There is one remaining theoretical point that warrants discussion to provide a complete picture of the proposed generative model. The manuscript exquisitely models and predicts response variance (imprecision), but it remains largely silent on the closed-form predictions for the mean estimation (i.e., bias). Under the assumption of optimal Bayesian decoding combined with specific encoding schemes (e.g., linear vs. logarithmic), the model implicitly generates mathematical predictions for the subjects' mean estimates. Specifically, varying the scaling exponent (α) and the prior width (w) should systematically alter the predicted bias in different conditions.
While fitting or explicitly explaining this mean bias is not strictly necessary for the core claims regarding variance scaling, acknowledging what the optimal decoder analytically predicts for the mean estimation-and how it aligns or contrasts with typical empirical observations-would strengthen the theoretical transparency of the paper.
We thank the reviewers for their attention to our revised manuscript. We are very glad that the reviewers seem satisfied with how we have addressed their concerns.

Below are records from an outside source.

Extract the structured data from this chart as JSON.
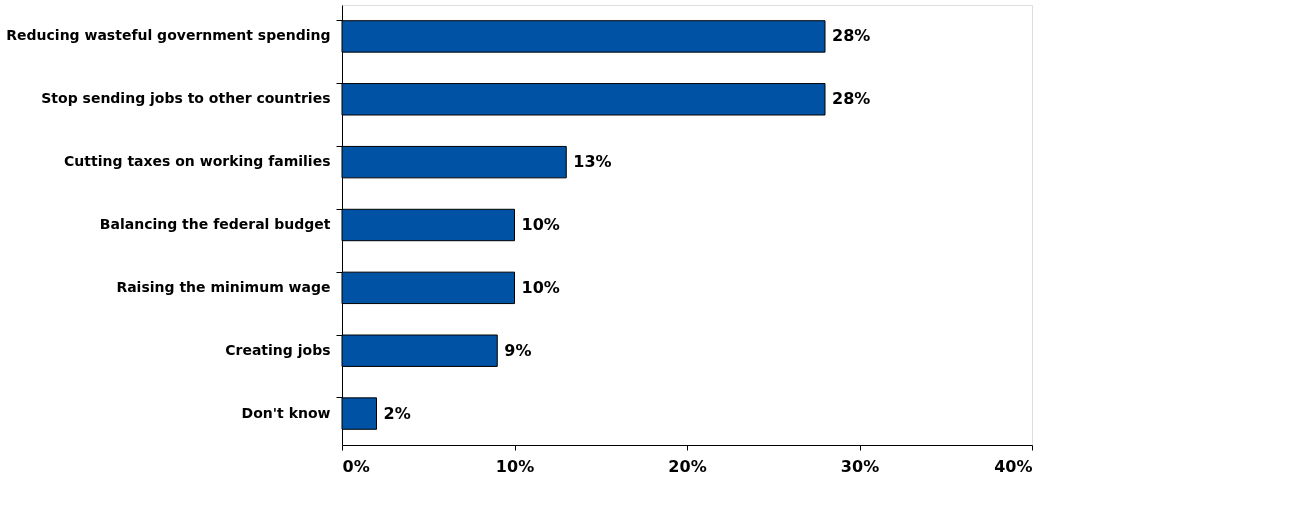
{
  "chart_data": {
    "type": "bar",
    "orientation": "horizontal",
    "categories": [
      "Reducing wasteful government spending",
      "Stop sending jobs to other countries",
      "Cutting taxes on working families",
      "Balancing the federal budget",
      "Raising the minimum  wage",
      "Creating jobs",
      "Don't know"
    ],
    "values": [
      28,
      28,
      13,
      10,
      10,
      9,
      2
    ],
    "color": "#0052a5",
    "value_labels": [
      "28%",
      "28%",
      "13%",
      "10%",
      "10%",
      "9%",
      "2%"
    ],
    "xlim": [
      0,
      40
    ],
    "xticks": [
      {
        "value": 0,
        "label": "0%"
      },
      {
        "value": 10,
        "label": "10%"
      },
      {
        "value": 20,
        "label": "20%"
      },
      {
        "value": 30,
        "label": "30%"
      },
      {
        "value": 40,
        "label": "40%"
      }
    ],
    "grid": false
  }
}
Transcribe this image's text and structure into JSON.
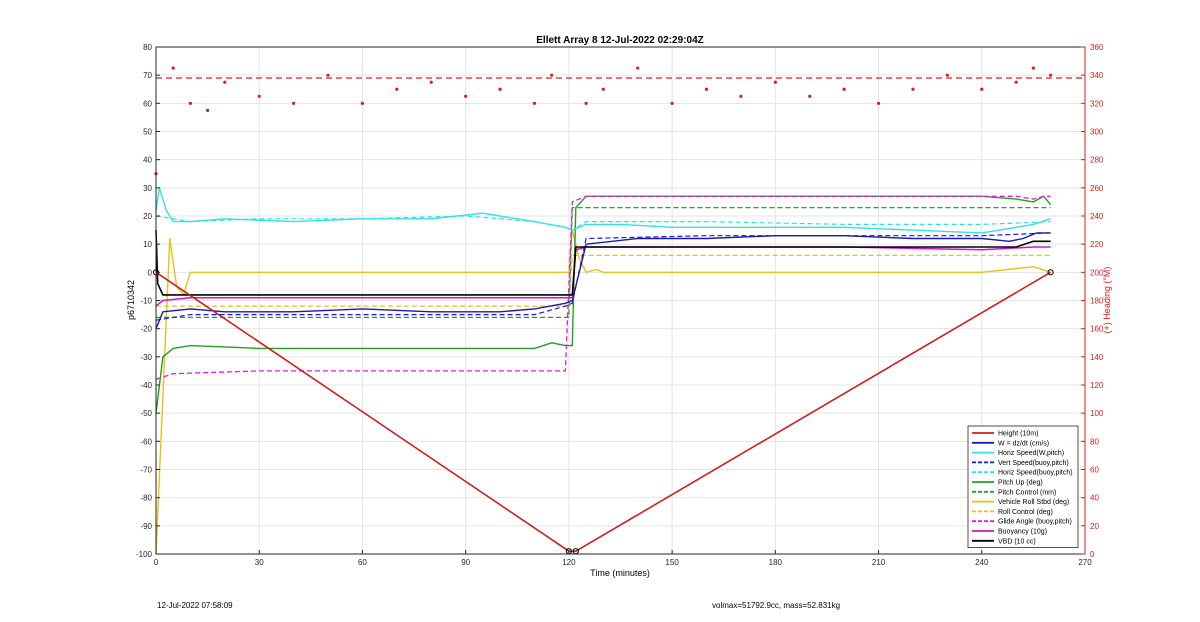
{
  "footer": {
    "left": "12-Jul-2022 07:58:09",
    "right": "volmax=51792.9cc, mass=52.831kg"
  },
  "colors": {
    "height": "#cc1f1f",
    "w": "#1a1ab0",
    "horiz_speed": "#33e0e6",
    "vert_speed_dash": "#1a1ad0",
    "pitch": "#22a022",
    "roll": "#e6c21a",
    "glide_dash": "#e21ae6",
    "buoyancy": "#c11ad6",
    "vbd": "#000000",
    "heading": "#d62020",
    "right_axis": "#d62020"
  },
  "chart_data": {
    "type": "line",
    "title": "Ellett Array 8 12-Jul-2022 02:29:04Z",
    "xlabel": "Time (minutes)",
    "ylabel": "p6710342",
    "y2label": "(+) Heading (°M)",
    "xlim": [
      0,
      270
    ],
    "ylim": [
      -100,
      80
    ],
    "y2lim": [
      0,
      360
    ],
    "xticks": [
      "0",
      "30",
      "60",
      "90",
      "120",
      "150",
      "180",
      "210",
      "240",
      "270"
    ],
    "yticks": [
      "-100",
      "-90",
      "-80",
      "-70",
      "-60",
      "-50",
      "-40",
      "-30",
      "-20",
      "-10",
      "0",
      "10",
      "20",
      "30",
      "40",
      "50",
      "60",
      "70",
      "80"
    ],
    "y2ticks": [
      "0",
      "20",
      "40",
      "60",
      "80",
      "100",
      "120",
      "140",
      "160",
      "180",
      "200",
      "220",
      "240",
      "260",
      "280",
      "300",
      "320",
      "340",
      "360"
    ],
    "grid": true,
    "legend_position": "bottom-right",
    "legend": [
      {
        "label": "Height (10m)",
        "color": "#cc1f1f",
        "dash": false
      },
      {
        "label": "W = dz/dt (cm/s)",
        "color": "#1a1ab0",
        "dash": false
      },
      {
        "label": "Horiz Speed(W,pitch)",
        "color": "#33e0e6",
        "dash": false
      },
      {
        "label": "Vert Speed(buoy,pitch)",
        "color": "#1a1ad0",
        "dash": true
      },
      {
        "label": "Horiz Speed(buoy,pitch)",
        "color": "#33e0e6",
        "dash": true
      },
      {
        "label": "Pitch Up (deg)",
        "color": "#22a022",
        "dash": false
      },
      {
        "label": "Pitch Control (mm)",
        "color": "#22a022",
        "dash": true
      },
      {
        "label": "Vehicle Roll Stbd (deg)",
        "color": "#e6c21a",
        "dash": false
      },
      {
        "label": "Roll Control (deg)",
        "color": "#e6c21a",
        "dash": true
      },
      {
        "label": "Glide Angle (buoy,pitch)",
        "color": "#e21ae6",
        "dash": true
      },
      {
        "label": "Buoyancy (10g)",
        "color": "#c11ad6",
        "dash": false
      },
      {
        "label": "VBD (10 cc)",
        "color": "#000000",
        "dash": false
      }
    ],
    "heading_reference": 338,
    "series": [
      {
        "name": "Height (10m)",
        "x": [
          0,
          120,
          122,
          260
        ],
        "y": [
          0,
          -99,
          -99,
          0
        ]
      },
      {
        "name": "W = dz/dt (cm/s)",
        "x": [
          0,
          2,
          10,
          20,
          40,
          60,
          80,
          100,
          110,
          119,
          121,
          125,
          140,
          160,
          180,
          200,
          220,
          240,
          248,
          252,
          256,
          260
        ],
        "y": [
          -20,
          -14,
          -13,
          -14,
          -14,
          -13,
          -14,
          -14,
          -13,
          -11,
          -10,
          10,
          12,
          12,
          13,
          13,
          12,
          12,
          11,
          12,
          14,
          14
        ]
      },
      {
        "name": "Horiz Speed(W,pitch)",
        "x": [
          0,
          1,
          3,
          5,
          10,
          20,
          40,
          60,
          80,
          95,
          100,
          110,
          119,
          121,
          125,
          135,
          150,
          165,
          180,
          200,
          220,
          240,
          250,
          255,
          260
        ],
        "y": [
          22,
          30,
          22,
          18,
          18,
          19,
          18,
          19,
          19,
          21,
          20,
          18,
          16,
          15,
          17,
          17,
          16,
          16,
          16,
          16,
          15,
          14,
          16,
          17,
          19
        ]
      },
      {
        "name": "Vert Speed(buoy,pitch)",
        "x": [
          0,
          10,
          30,
          60,
          90,
          110,
          119,
          121,
          125,
          160,
          200,
          240,
          260
        ],
        "y": [
          -17,
          -15,
          -15,
          -15,
          -15,
          -15,
          -12,
          -11,
          12,
          13,
          13,
          13,
          14
        ]
      },
      {
        "name": "Horiz Speed(buoy,pitch)",
        "x": [
          0,
          10,
          30,
          60,
          90,
          110,
          119,
          121,
          125,
          160,
          200,
          240,
          260
        ],
        "y": [
          20,
          18,
          19,
          19,
          20,
          18,
          16,
          15,
          18,
          18,
          17,
          17,
          18
        ]
      },
      {
        "name": "Pitch Up (deg)",
        "x": [
          0,
          2,
          5,
          10,
          30,
          60,
          90,
          110,
          115,
          119,
          120,
          121,
          122,
          125,
          140,
          160,
          200,
          240,
          250,
          255,
          258,
          260
        ],
        "y": [
          -50,
          -30,
          -27,
          -26,
          -27,
          -27,
          -27,
          -27,
          -25,
          -26,
          -26,
          -26,
          23,
          27,
          27,
          27,
          27,
          27,
          26,
          25,
          27,
          24
        ]
      },
      {
        "name": "Pitch Control (mm)",
        "x": [
          0,
          120,
          121,
          260
        ],
        "y": [
          -16,
          -16,
          23,
          23
        ]
      },
      {
        "name": "Vehicle Roll Stbd (deg)",
        "x": [
          0,
          4,
          6,
          8,
          10,
          120,
          121,
          123,
          125,
          128,
          130,
          140,
          150,
          160,
          170,
          200,
          240,
          255,
          260
        ],
        "y": [
          -100,
          12,
          -5,
          -8,
          0,
          0,
          15,
          5,
          0,
          1,
          0,
          0,
          0,
          0,
          0,
          0,
          0,
          2,
          0
        ]
      },
      {
        "name": "Roll Control (deg)",
        "x": [
          0,
          120,
          121,
          260
        ],
        "y": [
          -12,
          -12,
          6,
          6
        ]
      },
      {
        "name": "Glide Angle (buoy,pitch)",
        "x": [
          0,
          5,
          30,
          60,
          90,
          118,
          119,
          121,
          125,
          160,
          200,
          240,
          250,
          255,
          258,
          260
        ],
        "y": [
          -38,
          -36,
          -35,
          -35,
          -35,
          -35,
          -35,
          25,
          27,
          27,
          27,
          27,
          27,
          26,
          27,
          27
        ]
      },
      {
        "name": "Buoyancy (10g)",
        "x": [
          0,
          2,
          10,
          30,
          60,
          90,
          119,
          121,
          122,
          125,
          160,
          200,
          240,
          255,
          260
        ],
        "y": [
          -12,
          -10,
          -9,
          -9,
          -9,
          -9,
          -9,
          -9,
          8,
          9,
          9,
          9,
          8,
          9,
          9
        ]
      },
      {
        "name": "VBD (10 cc)",
        "x": [
          0,
          0.5,
          2,
          10,
          30,
          60,
          90,
          119,
          121,
          122,
          125,
          160,
          200,
          240,
          250,
          255,
          260
        ],
        "y": [
          15,
          -4,
          -8,
          -8,
          -8,
          -8,
          -8,
          -8,
          -8,
          9,
          9,
          9,
          9,
          9,
          9,
          11,
          11
        ]
      },
      {
        "name": "(+) Heading (°M)",
        "x": [
          0,
          5,
          10,
          15,
          20,
          30,
          40,
          50,
          60,
          70,
          80,
          90,
          100,
          110,
          115,
          125,
          130,
          140,
          150,
          160,
          170,
          180,
          190,
          200,
          210,
          220,
          230,
          240,
          250,
          255,
          260
        ],
        "y": [
          270,
          345,
          320,
          315,
          335,
          325,
          320,
          340,
          320,
          330,
          335,
          325,
          330,
          320,
          340,
          320,
          330,
          345,
          320,
          330,
          325,
          335,
          325,
          330,
          320,
          330,
          340,
          330,
          335,
          345,
          340
        ]
      }
    ]
  }
}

The paper is now stronger than in its first iteration.
Recommendations for the authors:
Reviewer #1 (Recommendations for the authors):
I have no further requests for the authors, I congratulate the authors on a great paper.
Reviewer #2 (Recommendations for the authors):
No further suggestions.
Reviewer #3 (Recommendations for the authors):
In the Figure 2b caption, the phrase "from which the numbers of dots are sampled" appears to be a typo carried over from the estimation task. It should likely read "from which the numbers are sampled", as the discrimination task uses Arabic numerals rather than dot arrays.
We thank the reviewers for their attention to our revised manuscript. We are very glad that the reviewers seem satisfied with how we have addressed their concerns. The paper is now stronger than in its first iteration.
Reviewer #3 points out that we have focused on the subjects’ response variability, and we did not report the mean estimates. We agree that the reader could reasonably expect to see this. We now include this in Figure 6.
The subjects exhibit the typical patterns observed in numerosity-estimation task (most notably, the ‘central tendency of judgment’). The dotted line shows the predictions of the best-fitting model (with 𝛼 = 1/2) with the logarithmic encoding, which reproduces the subjects’ main behavioral patterns.
We have slightly revised the manuscript. The revised version includes this Figure, in Methods (p. 28). We have modified the text of the Methods accordingly (bottom of p. 27), and we now refer to this analysis in the main text (line 6 of p. 5). We have also corrected the typo noted by Reviewer #3 (caption of Fig. 2b).